Validating IPTC Sport Schema files with SHACL
We have constructed a SHACL Shapes file that describes how IPTC Sport Schema files should be constructed and warns users if they have created an invalid RDF graph. It can be used to validate that a set of triples is valid IPTC Sport Schema data.
Why SHACL?
RDF Schema, the technology we have used for the ontology file, describes how the classes and properties relate to each other, but by definition RDF Schema does not specify whether a triple is “valid” or not - for example, misspelling a property name is not an error under RDF Schema. In this way, RDF Schema is different from XML Schema or JSON Schema.

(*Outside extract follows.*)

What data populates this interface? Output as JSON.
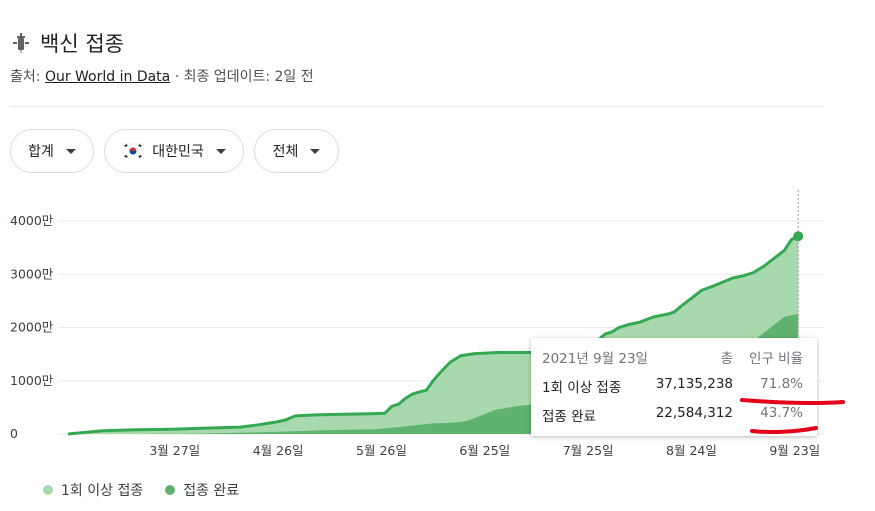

It doesn’t tell users whether a given set of instance data is “right” or “wrong” agains the schema.
Using OWL instead of (or as well as) RDF Schema doesn’t solve this problem, as OWL works the same way (but with a more expressive ontology definition language).
The W3C’s recommended way of validating sets of triples is https://www.w3.org/TR/shacl/[SHACL - the Shapes Constraint Language]. SHACL is designed to function as a validator for RDF graphs.
The SHACL Shape for IPTC Sport Schema
Our SHACL file (or “shape”) is located in this repository at ontologies/iptc-sport-shacl.ttl
.
Currently it contains rules for most classes and properties, but not everything.
How to validate triples against SHACL on the command line
The Jena command-line tools can be used to validate triple sets against the SHACL Shapes file.
For example:
% shacl validate --shapes ontologies/iptc-sport-shacl.ttl --data samples/ttl/soccer-match-01.ttl
@prefix rdf: <http://www.w3.org/1999/02/22-rdf-syntax-ns#> .
@prefix rdfs: <http://www.w3.org/2000/01/rdf-schema#> .
@prefix sh: <http://www.w3.org/ns/shacl#> .
@prefix xsd: <http://www.w3.org/2001/XMLSchema#> .
[ rdf:type sh:ValidationReport ;
sh:conforms true
] .
Currently, our SHACL Shape constrains several properties to use only terms from our IPTC NewsCodes controlled vocabularies, through the use of regular expressions.
This means that the following Turtle would trigger a validation error:
<http://example.com/Participation/WC-2017-e.958051-T280>
a sport:TeamParticipation ;
sport:eventOutcome "draw" . # invalid
Only a term from the controlled vocabulary would validate:
<http://example.com/Participation/WC-2017-e.958051-T280>
a sport:TeamParticipation ;
sport:eventOutcome <http://cv.iptc.org/newscodes/speventoutcome/tie> . # correct
To run the SHACL validator over all sample files in the repository, we have written a small shell script that helps:
tools/shacl-validate.sh